In March, the ransomware group AlphV, which had claimed credit score for encrypting Change Healthcare’s community and threatened to leak reams of the corporate’s delicate well being care knowledge, received a $22 million payment—proof, publicly captured on Bitcoin’s blockchain, that Change Healthcare had very possible caved to its tormentors’ ransom demand, although the corporate has but to substantiate that it paid. But in a brand new definition of a worst-case ransomware, a totally different ransomware group claims to be holding Change Healthcare’s stolen knowledge and is demanding a cost of their very own.

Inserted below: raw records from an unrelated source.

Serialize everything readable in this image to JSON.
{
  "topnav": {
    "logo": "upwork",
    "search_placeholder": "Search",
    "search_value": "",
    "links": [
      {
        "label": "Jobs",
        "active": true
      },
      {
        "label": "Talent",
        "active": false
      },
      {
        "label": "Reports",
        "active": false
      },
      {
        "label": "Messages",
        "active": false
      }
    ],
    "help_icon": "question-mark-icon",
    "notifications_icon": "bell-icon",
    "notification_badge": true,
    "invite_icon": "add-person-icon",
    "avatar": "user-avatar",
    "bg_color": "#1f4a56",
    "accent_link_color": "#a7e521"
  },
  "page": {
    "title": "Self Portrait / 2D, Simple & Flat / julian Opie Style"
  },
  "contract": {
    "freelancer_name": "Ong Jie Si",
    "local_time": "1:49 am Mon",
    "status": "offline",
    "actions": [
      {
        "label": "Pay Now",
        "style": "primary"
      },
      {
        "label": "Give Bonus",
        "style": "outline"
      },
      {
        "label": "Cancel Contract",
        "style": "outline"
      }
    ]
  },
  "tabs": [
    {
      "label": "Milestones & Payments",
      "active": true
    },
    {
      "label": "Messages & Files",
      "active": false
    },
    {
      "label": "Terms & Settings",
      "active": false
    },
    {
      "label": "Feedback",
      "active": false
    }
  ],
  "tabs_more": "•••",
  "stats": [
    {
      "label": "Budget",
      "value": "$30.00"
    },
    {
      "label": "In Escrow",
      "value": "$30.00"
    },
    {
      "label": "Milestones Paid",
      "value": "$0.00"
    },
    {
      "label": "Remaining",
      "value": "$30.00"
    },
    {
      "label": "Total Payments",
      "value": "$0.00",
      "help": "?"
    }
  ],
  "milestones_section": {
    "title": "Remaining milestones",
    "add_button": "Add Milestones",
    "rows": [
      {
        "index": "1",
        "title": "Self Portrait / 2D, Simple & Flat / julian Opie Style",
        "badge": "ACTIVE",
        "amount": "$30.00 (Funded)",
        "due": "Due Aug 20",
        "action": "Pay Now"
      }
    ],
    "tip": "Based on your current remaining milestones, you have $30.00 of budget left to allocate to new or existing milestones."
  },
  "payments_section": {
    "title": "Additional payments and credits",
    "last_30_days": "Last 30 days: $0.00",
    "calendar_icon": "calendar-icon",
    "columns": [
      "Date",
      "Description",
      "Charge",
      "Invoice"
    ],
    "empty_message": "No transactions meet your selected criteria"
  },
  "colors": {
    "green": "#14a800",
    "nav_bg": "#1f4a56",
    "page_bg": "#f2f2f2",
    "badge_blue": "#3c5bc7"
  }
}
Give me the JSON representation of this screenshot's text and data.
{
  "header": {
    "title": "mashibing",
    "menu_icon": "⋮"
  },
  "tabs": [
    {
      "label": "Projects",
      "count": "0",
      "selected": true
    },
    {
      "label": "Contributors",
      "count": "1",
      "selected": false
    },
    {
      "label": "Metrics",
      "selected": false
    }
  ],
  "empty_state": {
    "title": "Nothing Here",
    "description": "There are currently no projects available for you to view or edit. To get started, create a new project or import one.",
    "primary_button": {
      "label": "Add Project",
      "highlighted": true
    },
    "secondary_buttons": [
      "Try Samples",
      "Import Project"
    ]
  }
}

Since Monday, RansomHub, a comparatively new ransomware group, has posted to its dark-web website that it has 4 terabytes of Change Healthcare’s stolen knowledge, which it threatened to promote to the “highest bidder” if Change Healthcare didn’t pay an unspecified ransom. RansomHub tells WIRED it’s not affiliated with AlphV and “can’t say” how a lot it’s demanding as a ransom cost.
RansomHub initially declined to publish or present WIRED any pattern knowledge from that stolen trove to show its declare. But on Friday, a consultant for the group despatched WIRED a number of screenshots of what gave the impression to be affected person information and a data-sharing contract for United Healthcare, which owns Change Healthcare, and Emdeon, which acquired Change Healthcare in 2014 and later took its identify.
While WIRED couldn’t absolutely affirm RansomHub’s claims, the samples counsel that this second extortion try towards Change Healthcare could also be greater than an empty menace. “For anyone doubting that we have the data, and to anyone speculating the criticality and the sensitivity of the data, the images should be enough to show the magnitude and importance of the situation and clear the unrealistic and childish theories,” the RansomHub contact tells WIRED in an electronic mail.
Change Healthcare didn’t instantly reply to WIRED’s request for touch upon RansomHub’s extortion demand.
Brett Callow, a ransomware analyst with safety agency Emsisoft, says he believes AlphV didn’t initially publish any knowledge from the incident, and the origin of RansomHub’s knowledge is unclear. “I obviously don’t know whether the data is real—it could have been pulled from elsewhere—but nor do I see anything that indicates it may not be authentic,” he says of the information shared by RansomHub.
Jon DiMaggio, chief safety strategist at menace intelligence agency Analyst1, says he believes RansomHub is “telling the truth and does have Change HealthCare’s data,” after reviewing the data despatched to WIRED. While RansomHub is a brand new ransomware menace actor, DiMaggio says, they’re shortly “gaining momentum.”
If RansomHub’s claims are actual, it would imply that Change Healthcare’s already catastrophic ransomware ordeal has develop into a sort of cautionary story concerning the risks of trusting ransomware teams to comply with by on their guarantees, even after a ransom is paid. In March, somebody who goes by the identify “notchy” posted to a Russian cybercriminal discussion board that AlphV had pocketed that $22 million cost and disappeared with out sharing a fee with the “affiliate” hackers who usually accomplice with ransomware teams and sometimes penetrate victims’ networks on their behalf.